Code Reusability vs. Accidental Commonness
One of the nastiest, consensus-critical bugs (CVE-2018–17144) has been recently discovered in the Bitcoin Core software, which prior to that point had an almost immaculate history. Jimmy Song has written an excellent breakdown of this bug.
The short summary of the bug is that there are 4 cases where the Bitcoin Core software needs to check for double-spending. All 4 cases initially shared the same code execution flow. After some subtle iterations of the code over several years, one of the 4 cases (“single-tx-double-spend-in-a-block”) got skipped, which would allow a miner to potentially trick some nodes into accepting a block that inflates the supply of Bitcoin.
The nature of this bug reminds me of the constant conflict between:
(a) the need for code reusability & optimization
(b) the danger of falling for what I call accidental commonness: things that are similar not by design, but by accident
Accidental commonness creates a fertile ground for refactoring nightmares and potential bugs like CVE-2018–17144.
Some background, if you’re not familiar with software engineering:
In software there is this grand vision of software components being perfectly modular — similar to their physical engineering counterparts.
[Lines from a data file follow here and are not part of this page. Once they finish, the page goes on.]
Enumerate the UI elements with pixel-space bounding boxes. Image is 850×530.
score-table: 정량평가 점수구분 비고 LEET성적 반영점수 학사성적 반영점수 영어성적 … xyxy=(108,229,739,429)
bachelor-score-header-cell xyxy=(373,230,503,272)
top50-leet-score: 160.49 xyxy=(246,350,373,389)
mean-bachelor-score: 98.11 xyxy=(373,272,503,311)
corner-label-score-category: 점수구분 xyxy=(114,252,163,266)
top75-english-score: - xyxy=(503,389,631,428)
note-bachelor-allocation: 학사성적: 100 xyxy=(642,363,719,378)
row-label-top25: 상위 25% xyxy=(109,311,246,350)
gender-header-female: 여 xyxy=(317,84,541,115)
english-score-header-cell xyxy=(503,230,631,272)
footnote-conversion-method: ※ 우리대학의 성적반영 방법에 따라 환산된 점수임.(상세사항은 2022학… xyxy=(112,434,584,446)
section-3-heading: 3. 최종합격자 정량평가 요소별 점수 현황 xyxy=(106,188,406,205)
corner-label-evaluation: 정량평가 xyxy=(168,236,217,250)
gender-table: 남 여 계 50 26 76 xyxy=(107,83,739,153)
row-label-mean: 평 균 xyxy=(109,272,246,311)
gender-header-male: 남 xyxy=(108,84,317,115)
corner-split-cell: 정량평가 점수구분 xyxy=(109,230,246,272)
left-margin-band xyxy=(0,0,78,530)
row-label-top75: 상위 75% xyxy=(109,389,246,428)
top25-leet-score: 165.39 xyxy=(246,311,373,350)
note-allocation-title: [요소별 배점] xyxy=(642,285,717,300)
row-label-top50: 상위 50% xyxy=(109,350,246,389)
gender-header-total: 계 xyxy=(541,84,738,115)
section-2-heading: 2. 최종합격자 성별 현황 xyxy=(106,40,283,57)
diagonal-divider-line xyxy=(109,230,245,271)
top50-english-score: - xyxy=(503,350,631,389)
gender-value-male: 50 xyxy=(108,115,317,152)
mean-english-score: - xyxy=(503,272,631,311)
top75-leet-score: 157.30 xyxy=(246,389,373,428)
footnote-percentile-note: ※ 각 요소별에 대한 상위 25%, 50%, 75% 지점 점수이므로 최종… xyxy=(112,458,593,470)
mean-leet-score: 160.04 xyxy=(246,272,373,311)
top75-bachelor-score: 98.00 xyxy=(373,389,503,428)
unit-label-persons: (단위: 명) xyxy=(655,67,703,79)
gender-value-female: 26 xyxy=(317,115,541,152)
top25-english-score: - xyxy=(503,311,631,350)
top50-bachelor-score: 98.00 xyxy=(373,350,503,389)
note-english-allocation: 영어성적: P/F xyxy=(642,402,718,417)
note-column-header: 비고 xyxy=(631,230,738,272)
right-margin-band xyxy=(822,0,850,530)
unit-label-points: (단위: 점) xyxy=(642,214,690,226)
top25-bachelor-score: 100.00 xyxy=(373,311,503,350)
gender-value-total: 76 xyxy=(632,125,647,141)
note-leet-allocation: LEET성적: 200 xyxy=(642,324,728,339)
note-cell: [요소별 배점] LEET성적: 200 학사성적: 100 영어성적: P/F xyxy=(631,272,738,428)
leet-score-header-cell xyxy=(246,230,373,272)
There is a good reason you don’t have to carry a different type of charger or USB wire everywhere you go.
So there has always been a strong push for code reusability. Writing redundant code is often frowned upon. Why do the same work twice when you can do it once?
There’s also a long history of reinventing-the-wheel in software which gives code reusability even a higher priority on the priority list. Code reusability is often considered one of the industry’s “Best Practices”. An aspiring junior software developer might be inclined to think that there is zero downside to code reusability.
But there’s a hidden danger — and I don’t believe this stuff is ever properly taught in schools — of extreme code reusability.
Extreme code reusability means collapsing any two similar-looking pieces of code into one, regardless of their use cases & original intention.
Which a lot of times end up with code that has accidental commonness.
It might not be obvious why accidental commonness is bad, but one only has to maintain a sufficiently large software project for a long period to understand why.
It is bad because product requirements change and software is an ever-evolving, never-quite-finished product.
This constant-moving-target problem is something quite unique to software. If you are a structural engineer you are not expected to turn a house into a 20-story high-rise, or a car into a flying saucer. Yet in software we constantly do this.
When product requirements and use cases change, the underlying assumptions that the software were initially written for might no longer be applicable.
So that proud piece of common code that you refactored (but now have completely forgotten) no longer works the way you think it would.
I’ve lost count of how many painful refactoring projects or nasty bugs I’ve seen that are a direct result of premature optimization or accidental commonness — to the point where I now avoid things like Inheritance like a plague.
Things that have accidental commonness will quickly reveal their differences when they evolve beyond their initial state. Any rigidity in code commonness then would be a massive bane to get rid of.
The more layers of accidental commonness there are in the code, the more of a minefield it is to navigate. CVE-2018–17144 is a perfect example of that.